Ahh, the ball trap drill - ding! ding! ding! - another favorite of Yours Truly! This has been demonstrated at virtually every on-court 10 and Under training I have ever been to, and I have attended many. Deservedly so. This is a very valuable teaching tool. If you are not using it yet, you should be.

This drill requires two people, either two players or a player and a coach. They stand facing each other 5-6 feet apart. One is tossing; the other is receiving. Receiver has a racquet; tosser does not. Traditionally one starts with the forehand side as the backhand side is a little trickier. For very young players this can be done first without the barrier of a net between the two. Otherwise, do it with the net in between.

Forehand trap
Racquet is held in right hand for a right-handed player
Left hand covers or 'traps' ball
as it arrives on strings
  • Ask the receiving player to 'show me a target' meaning hold the racquet down low to one side and out in front of the body. 
  • Once a good target is in place, the other person tosses the ball gently, underhand, so that it will bounce before reaching the receiver. For very young players you may have to demonstrate an underhand toss. They will want to throw it overhand, especially if there is a net between them and their partner. They do not trust that an underhand will make it over. Oh ye of little faith! :)
  • Receiver traps ball by letting it arrive on his racquet strings, then covering it or 'trapping' it with the off hand. 
  • Receiver gently tosses ball back to partner. 
  • Repeat. 
  • Once the pair has completed X amount of toss and trap, they high 5 and switch roles (not necessarily places!).  
  • Once both have had a chance to trap, they stop and raise their hands to signal they have completed their task.
This drill is a thing of beauty. So much of benefit going on here.
  • Receiver must show a good target, and becomes trained to the idea of keeping the racquet out in front. They will quickly discover this task is magnitudes more difficult if they let the ball get behind them.
  • Watching the ball - receiver must watch the ball carefully. Track from toss, time the bounce. This seems easy but you would be surprised how difficult it is to keep the ball from springing off the strings once it gets there.
  • Tossing - the underhand motion is so close to what we want to see in a nice full swing. Soft hands, leading the ball to a target. 
  • Teamwork - who doesn't want to be the first to complete the task??? So they learn teamwork and cooperation.
Backhand trap for a right-handed player
Racquet is held in right hand; left hand comes
over top of racquet from behind to trap ball
Once you have completed the exercise on the forehand side, it's time for the backhand. The backhand side is a little trickier because the off hand has to reach over the racquet to trap the ball. Tip: don't bother trying to explain this. Just show them. In this case, a visual is worth many valuable lesson minutes. 

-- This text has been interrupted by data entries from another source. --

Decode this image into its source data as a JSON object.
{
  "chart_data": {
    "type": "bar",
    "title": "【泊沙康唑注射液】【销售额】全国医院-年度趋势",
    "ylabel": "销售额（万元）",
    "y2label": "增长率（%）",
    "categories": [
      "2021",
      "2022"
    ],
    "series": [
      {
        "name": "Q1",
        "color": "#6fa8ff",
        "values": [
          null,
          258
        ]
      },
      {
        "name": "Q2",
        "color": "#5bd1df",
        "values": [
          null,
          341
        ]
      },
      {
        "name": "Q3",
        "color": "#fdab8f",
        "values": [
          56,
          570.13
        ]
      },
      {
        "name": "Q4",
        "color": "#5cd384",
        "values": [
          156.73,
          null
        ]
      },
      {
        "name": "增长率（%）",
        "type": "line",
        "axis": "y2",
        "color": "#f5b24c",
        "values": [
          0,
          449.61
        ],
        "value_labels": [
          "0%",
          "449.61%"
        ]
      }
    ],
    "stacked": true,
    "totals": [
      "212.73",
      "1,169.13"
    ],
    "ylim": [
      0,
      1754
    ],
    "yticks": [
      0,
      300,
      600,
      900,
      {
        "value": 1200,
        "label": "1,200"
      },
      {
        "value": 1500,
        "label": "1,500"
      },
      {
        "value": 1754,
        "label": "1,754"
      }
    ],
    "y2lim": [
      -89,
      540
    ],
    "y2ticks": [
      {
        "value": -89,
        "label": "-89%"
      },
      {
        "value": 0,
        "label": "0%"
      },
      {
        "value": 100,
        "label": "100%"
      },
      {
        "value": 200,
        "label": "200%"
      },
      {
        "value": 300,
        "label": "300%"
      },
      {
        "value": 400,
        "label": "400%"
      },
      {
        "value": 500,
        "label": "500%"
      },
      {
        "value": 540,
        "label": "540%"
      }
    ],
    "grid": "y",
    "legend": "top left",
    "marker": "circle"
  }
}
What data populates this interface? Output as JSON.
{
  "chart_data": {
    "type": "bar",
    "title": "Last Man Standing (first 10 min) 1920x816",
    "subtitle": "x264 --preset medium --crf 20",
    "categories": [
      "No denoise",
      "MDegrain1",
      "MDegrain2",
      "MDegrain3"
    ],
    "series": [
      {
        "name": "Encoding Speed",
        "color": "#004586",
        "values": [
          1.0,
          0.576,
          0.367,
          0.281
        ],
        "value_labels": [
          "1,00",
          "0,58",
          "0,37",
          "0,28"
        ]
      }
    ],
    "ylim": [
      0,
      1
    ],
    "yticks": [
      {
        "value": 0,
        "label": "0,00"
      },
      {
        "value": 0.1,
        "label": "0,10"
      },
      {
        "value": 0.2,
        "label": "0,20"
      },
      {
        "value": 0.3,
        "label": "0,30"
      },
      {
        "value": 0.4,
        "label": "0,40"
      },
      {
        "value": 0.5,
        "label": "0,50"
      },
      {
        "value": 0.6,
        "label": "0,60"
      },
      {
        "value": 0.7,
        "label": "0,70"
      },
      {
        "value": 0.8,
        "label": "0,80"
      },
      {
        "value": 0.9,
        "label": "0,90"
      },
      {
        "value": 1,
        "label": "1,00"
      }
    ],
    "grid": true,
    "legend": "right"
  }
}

And now, it's time for the Caution:
In each of the on-court presentations I mentioned above, it is strongly encouraged that you will have two players paired up to perform this activity: one tossing and one receiving. This is great in theory because we are all trying to get away from boring lessons with lots of standing around in lines waiting to hit the ball. Totally agree! 


The very young players, say, 6 and under, probably will not be able to toss the ball gently enough and accurately enough to give the receiving player any chance at all of trapping this ball. It will either go into the net or sky high or a myriad of other places NOT on target. I agree this is the ultimate goal (to have two players partnering on the activity). Certainly try it this way first. But if you see that it is failing due to an issue with the underhand toss, quickly step in and start tossing it yourself. The value of the receiving portion of the activity is well worth the trade-off. I would much rather have you fudge a little bit on the tossing rather than disregard this valuable activity altogether because the tossing part isn't working.
Final note: I totally use this activity with beginners of all ages as well as return to it when strokes start to go awry with my non-beginners. It helps us get back on track and reinforces the importance of catching that ball out in front.